Basic operation[edit]

RTMP is a TCP-based protocol which maintains persistent connections and allows low-latency communication. To deliver streams smoothly and transmit as much information as possible, it splits streams into fragments and their size is negotiated dynamically between the client and server while sometimes it is kept unchanged: the default fragment sizes are 64-bytes for audio data, and 128 bytes for video data and most other data types. Fragments from different streams may then be interleaved, and multiplexed over a single connection. With longer data chunks the protocol thus carries only a one-byte header per fragment, so incurring very little overhead. However, in practice individual fragments are not typically interleaved. Instead, the interleaving and multiplexing is done at the packet level, with RTMP packets across several different active channels being interleaved in such a way as to ensure that each channel meets its bandwidth, latency, and other quality-of-service requirements. Packets interleaved in this fashion are treated as indivisible, and are not interleaved on the fragment level.

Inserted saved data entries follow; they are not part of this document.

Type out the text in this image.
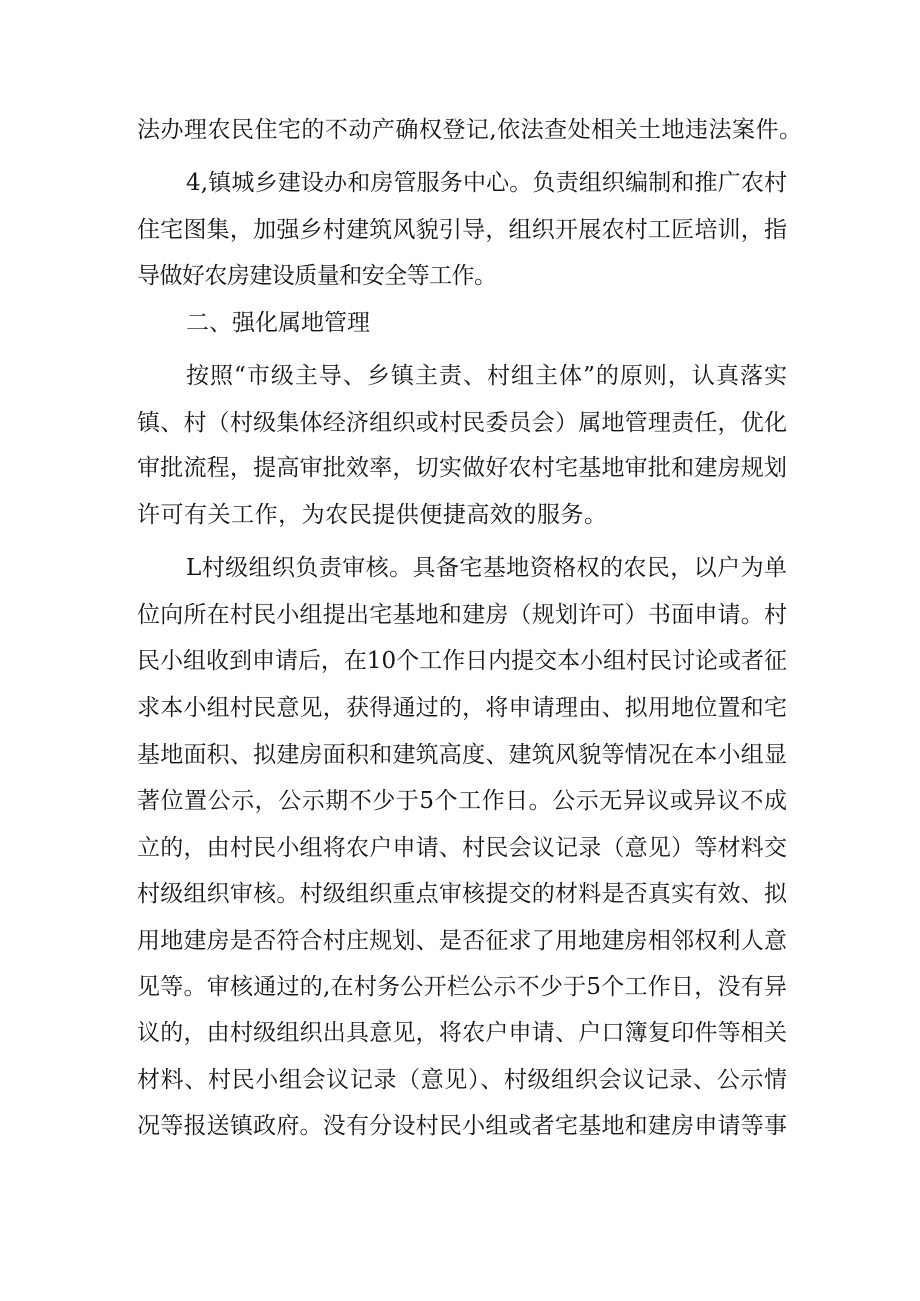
法办理农民住宅的不动产确权登记,依法查处相关土地违法案件。
4,镇城乡建设办和房管服务中心。负责组织编制和推广农村
住宅图集，加强乡村建筑风貌引导，组织开展农村工匠培训，指
导做好农房建设质量和安全等工作。
二、强化属地管理
按照“市级主导、乡镇主责、村组主体”的原则，认真落实
镇、村（村级集体经济组织或村民委员会）属地管理责任，优化
审批流程，提高审批效率，切实做好农村宅基地审批和建房规划
许可有关工作，为农民提供便捷高效的服务。
L村级组织负责审核。具备宅基地资格权的农民，以户为单
位向所在村民小组提出宅基地和建房（规划许可）书面申请。村
民小组收到申请后，在10个工作日内提交本小组村民讨论或者征
求本小组村民意见，获得通过的，将申请理由、拟用地位置和宅
基地面积、拟建房面积和建筑高度、建筑风貌等情况在本小组显
著位置公示，公示期不少于5个工作日。公示无异议或异议不成
立的，由村民小组将农户申请、村民会议记录（意见）等材料交
村级组织审核。村级组织重点审核提交的材料是否真实有效、拟
用地建房是否符合村庄规划、是否征求了用地建房相邻权利人意
见等。审核通过的,在村务公开栏公示不少于5个工作日，没有异
议的，由村级组织出具意见，将农户申请、户口簿复印件等相关
材料、村民小组会议记录（意见）、村级组织会议记录、公示情
况等报送镇政府。没有分设村民小组或者宅基地和建房申请等事
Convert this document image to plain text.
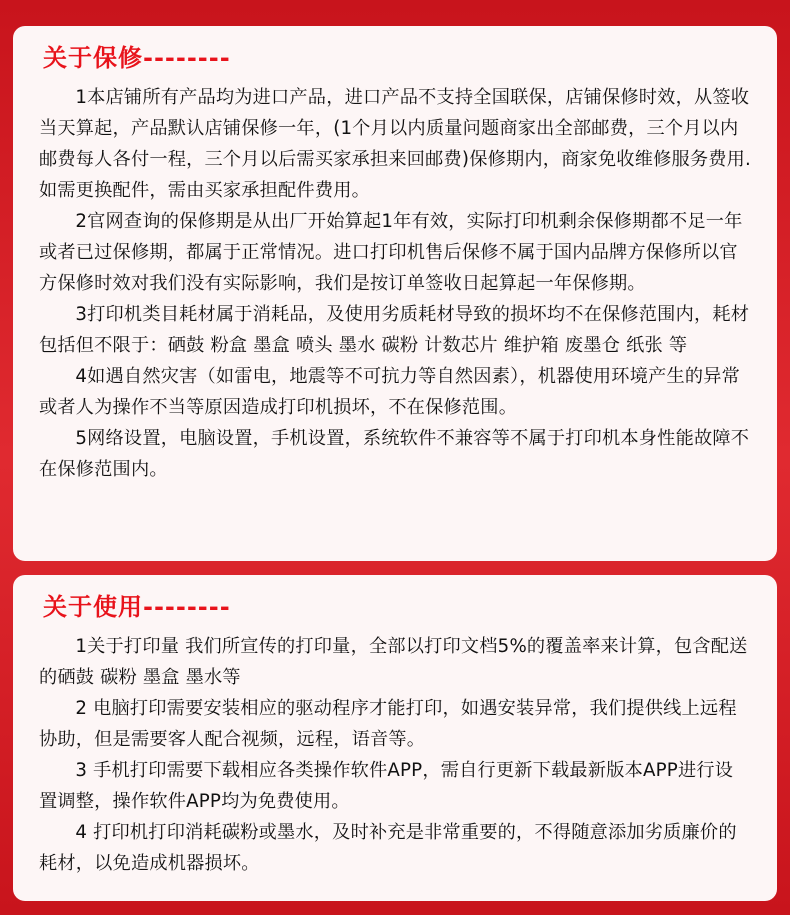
关于保修--------

1本店铺所有产品均为进口产品，进口产品不支持全国联保，店铺保修时效，从签收当天算起，产品默认店铺保修一年，(1个月以内质量问题商家出全部邮费，三个月以内邮费每人各付一程，三个月以后需买家承担来回邮费)保修期内，商家免收维修服务费用.如需更换配件，需由买家承担配件费用。

2官网查询的保修期是从出厂开始算起1年有效，实际打印机剩余保修期都不足一年或者已过保修期，都属于正常情况。进口打印机售后保修不属于国内品牌方保修所以官方保修时效对我们没有实际影响，我们是按订单签收日起算起一年保修期。

3打印机类目耗材属于消耗品，及使用劣质耗材导致的损坏均不在保修范围内，耗材包括但不限于：硒鼓 粉盒 墨盒 喷头 墨水 碳粉 计数芯片 维护箱 废墨仓 纸张 等

4如遇自然灾害（如雷电，地震等不可抗力等自然因素），机器使用环境产生的异常或者人为操作不当等原因造成打印机损坏，不在保修范围。

5网络设置，电脑设置，手机设置，系统软件不兼容等不属于打印机本身性能故障不在保修范围内。

关于使用--------

1关于打印量 我们所宣传的打印量，全部以打印文档5%的覆盖率来计算，包含配送的硒鼓 碳粉 墨盒 墨水等

2 电脑打印需要安装相应的驱动程序才能打印，如遇安装异常，我们提供线上远程协助，但是需要客人配合视频，远程，语音等。

3 手机打印需要下载相应各类操作软件APP，需自行更新下载最新版本APP进行设置调整，操作软件APP均为免费使用。

4 打印机打印消耗碳粉或墨水，及时补充是非常重要的，不得随意添加劣质廉价的耗材，以免造成机器损坏。
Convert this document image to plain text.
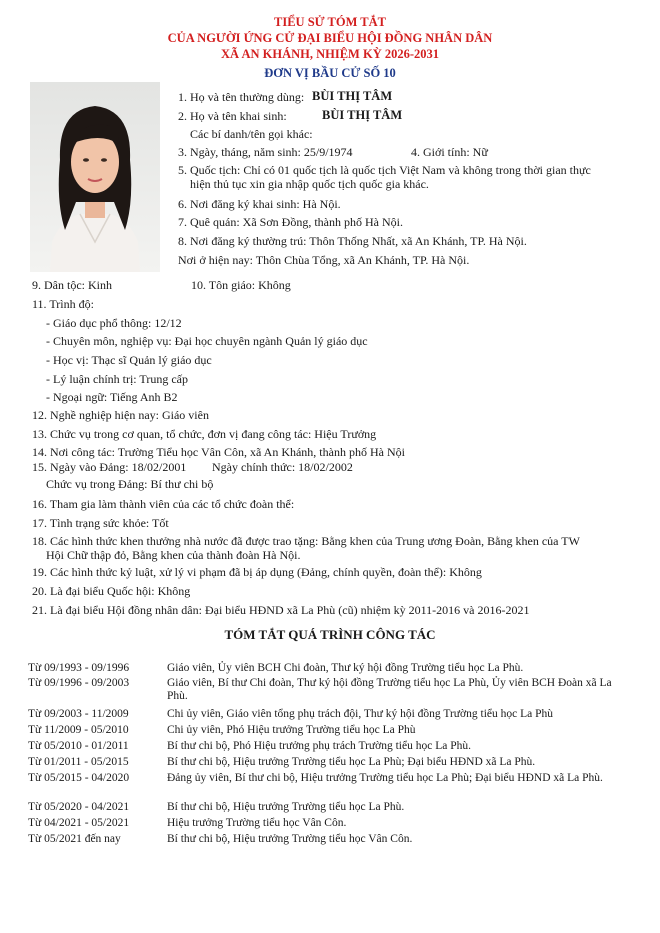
TIỂU SỬ TÓM TẮT
CỦA NGƯỜI ỨNG CỬ ĐẠI BIỂU HỘI ĐỒNG NHÂN DÂN
XÃ AN KHÁNH, NHIỆM KỲ 2026-2031
ĐƠN VỊ BẦU CỬ SỐ 10
1. Họ và tên thường dùng: BÙI THỊ TÂM
2. Họ và tên khai sinh:	BÙI THỊ TÂM
Các bí danh/tên gọi khác:
3. Ngày, tháng, năm sinh: 25/9/1974	4. Giới tính: Nữ
5. Quốc tịch: Chỉ có 01 quốc tịch là quốc tịch Việt Nam và không trong thời gian thực
hiện thủ tục xin gia nhập quốc tịch quốc gia khác.
6. Nơi đăng ký khai sinh: Hà Nội.
7. Quê quán: Xã Sơn Đồng, thành phố Hà Nội.
8. Nơi đăng ký thường trú: Thôn Thống Nhất, xã An Khánh, TP. Hà Nội.
Nơi ở hiện nay: Thôn Chùa Tổng, xã An Khánh, TP. Hà Nội.
9. Dân tộc: Kinh	10. Tôn giáo: Không
11. Trình độ:
- Giáo dục phổ thông: 12/12
- Chuyên môn, nghiệp vụ: Đại học chuyên ngành Quản lý giáo dục
- Học vị: Thạc sĩ Quản lý giáo dục
- Lý luận chính trị: Trung cấp
- Ngoại ngữ: Tiếng Anh B2
12. Nghề nghiệp hiện nay: Giáo viên
13. Chức vụ trong cơ quan, tổ chức, đơn vị đang công tác: Hiệu Trưởng
14. Nơi công tác: Trường Tiểu học Vân Côn, xã An Khánh, thành phố Hà Nội
15. Ngày vào Đảng: 18/02/2001 Ngày chính thức: 18/02/2002
Chức vụ trong Đảng: Bí thư chi bộ
16. Tham gia làm thành viên của các tổ chức đoàn thể:
17. Tình trạng sức khỏe: Tốt
18. Các hình thức khen thưởng nhà nước đã được trao tặng: Bằng khen của Trung ương Đoàn, Bằng khen của TW
Hội Chữ thập đỏ, Bằng khen của thành đoàn Hà Nội.
19. Các hình thức kỷ luật, xử lý vi phạm đã bị áp dụng (Đảng, chính quyền, đoàn thể): Không
20. Là đại biểu Quốc hội: Không
21. Là đại biểu Hội đồng nhân dân: Đại biểu HĐND xã La Phù (cũ) nhiệm kỳ 2011-2016 và 2016-2021
TÓM TẮT QUÁ TRÌNH CÔNG TÁC
Từ 09/1993 - 09/1996	Giáo viên, Ủy viên BCH Chi đoàn, Thư ký hội đồng Trường tiểu học La Phù.
Từ 09/1996 - 09/2003	Giáo viên, Bí thư Chi đoàn, Thư ký hội đồng Trường tiểu học La Phù, Ủy viên BCH Đoàn xã La Phù.
Từ 09/2003 - 11/2009	Chi ủy viên, Giáo viên tổng phụ trách đội, Thư ký hội đồng Trường tiểu học La Phù
Từ 11/2009 - 05/2010	Chi ủy viên, Phó Hiệu trưởng Trường tiểu học La Phù
Từ 05/2010 - 01/2011	Bí thư chi bộ, Phó Hiệu trưởng phụ trách Trường tiểu học La Phù.
Từ 01/2011 - 05/2015	Bí thư chi bộ, Hiệu trưởng Trường tiểu học La Phù; Đại biểu HĐND xã La Phù.
Từ 05/2015 - 04/2020	Đảng ủy viên, Bí thư chi bộ, Hiệu trưởng Trường tiểu học La Phù; Đại biểu HĐND xã La Phù.
Từ 05/2020 - 04/2021	Bí thư chi bộ, Hiệu trưởng Trường tiểu học La Phù.
Từ 04/2021 - 05/2021	Hiệu trưởng Trường tiểu học Vân Côn.
Từ 05/2021 đến nay	Bí thư chi bộ, Hiệu trưởng Trường tiểu học Vân Côn.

The RTMP defines several virtual channels on which packets may be sent and received, and which operate independently of each other. For example, there is a channel for handling RPC requests and responses, a channel for video stream data, a channel for audio stream data, a channel for out-of-band control messages (fragment size negotiation, etc.), and so on. During a typical RTMP session, several channels may be active simultaneously at any given time. When RTMP data is encoded, a packet header is generated. The packet header specifies, amongst other matters, the id of the channel on which it is to be sent, a timestamp of when it was generated (if necessary), and the size of the packet's payload. This header is then followed by the actual payload content of the packet, which is fragmented according to the currently agreed-upon fragment size before it is sent over the connection. The packet header itself is never fragmented, and its size does not count towards the data in the packet's first fragment. In other words, only the actual packet payload (the media data) is subject to fragmentation.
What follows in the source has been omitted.